Roast Duck Breast and Chimichurri
Have you ever had a perfectly roasted, mouthwatering, golden crispy duck breast? Well, now you can make it at home. Perfectly paired with our Rietvallei Estéanna Cabernet Franc, Cabernet Sauvignon, Petit Verdot 2016. A pairing made in heaven. The Chimichurri sauce works great, bringing fresh and vibrant flavours to this dish.
1/4 cup chopped cilantro
1/4 cup chopped parsley
4 garlic cloves
2 tablespoons oregano
3 teaspoons crushed red pepper
1/2 teaspoon cayenne pepper
1 tablespoon red wine vinegar
1/2 cup olive oil
- Score the skin of the duck breast, this essential for achieving crispy skin. Try not to cut into the meat, only focus on scoring the skin.

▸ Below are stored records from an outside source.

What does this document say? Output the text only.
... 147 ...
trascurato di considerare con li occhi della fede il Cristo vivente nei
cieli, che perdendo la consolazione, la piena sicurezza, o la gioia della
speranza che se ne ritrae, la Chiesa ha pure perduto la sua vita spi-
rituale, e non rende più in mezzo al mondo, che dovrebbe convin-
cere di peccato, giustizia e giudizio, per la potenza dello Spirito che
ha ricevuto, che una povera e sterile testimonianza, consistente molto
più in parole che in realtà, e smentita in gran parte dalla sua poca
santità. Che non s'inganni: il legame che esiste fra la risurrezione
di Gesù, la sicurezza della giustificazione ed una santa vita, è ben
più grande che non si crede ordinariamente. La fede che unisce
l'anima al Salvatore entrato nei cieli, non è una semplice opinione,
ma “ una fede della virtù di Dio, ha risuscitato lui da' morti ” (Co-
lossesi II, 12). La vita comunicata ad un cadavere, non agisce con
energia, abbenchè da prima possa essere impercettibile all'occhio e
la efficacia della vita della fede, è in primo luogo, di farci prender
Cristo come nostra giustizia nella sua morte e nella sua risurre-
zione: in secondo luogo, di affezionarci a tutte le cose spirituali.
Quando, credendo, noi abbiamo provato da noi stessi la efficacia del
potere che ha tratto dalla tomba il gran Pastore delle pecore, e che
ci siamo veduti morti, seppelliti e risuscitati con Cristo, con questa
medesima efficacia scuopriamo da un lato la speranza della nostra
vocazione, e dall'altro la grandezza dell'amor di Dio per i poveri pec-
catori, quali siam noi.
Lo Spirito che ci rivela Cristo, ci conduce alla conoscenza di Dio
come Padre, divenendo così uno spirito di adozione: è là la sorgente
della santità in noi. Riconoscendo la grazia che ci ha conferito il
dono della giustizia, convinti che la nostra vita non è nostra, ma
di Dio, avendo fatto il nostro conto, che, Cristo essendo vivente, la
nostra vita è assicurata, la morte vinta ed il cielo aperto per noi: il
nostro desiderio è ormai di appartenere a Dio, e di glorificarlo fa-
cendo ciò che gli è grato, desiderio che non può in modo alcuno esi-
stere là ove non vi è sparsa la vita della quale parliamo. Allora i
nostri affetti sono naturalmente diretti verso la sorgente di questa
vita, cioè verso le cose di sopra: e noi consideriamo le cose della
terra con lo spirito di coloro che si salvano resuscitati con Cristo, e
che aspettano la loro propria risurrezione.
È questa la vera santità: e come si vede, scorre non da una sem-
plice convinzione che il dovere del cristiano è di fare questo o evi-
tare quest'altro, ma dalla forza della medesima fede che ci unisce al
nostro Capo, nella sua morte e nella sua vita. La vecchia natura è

2. Before cooking duck breast in the oven, sear skin-side down in an oven-safe pan over moderately high heat for 6 – 10 minutes. Continuously ladle out rendered fat while duck breast cooks. You’ll know it’s ready for roasting when the skin is thin, golden, and crispy.
3. Rapidly brown the meat side. This step should take 15 to 30 seconds depending on the temperature of the pan.
4. Roast duck breast in the oven. Cook skin side up, this step should take 5 – 15 minutes. Remove from oven, and then cover the oven-roasted duck breast loosely with foil and allow to rest for 5 minutes. Cut and serve with chimichurri. Sauce directions are below.
5. To make chimichurri, combine cilantro, parsley, garlic, oregano, crushed red pepper, and vinegar in food processor or mortar and pestle. Salt and pepper to taste. transfer to a serving bowl and add olive oil.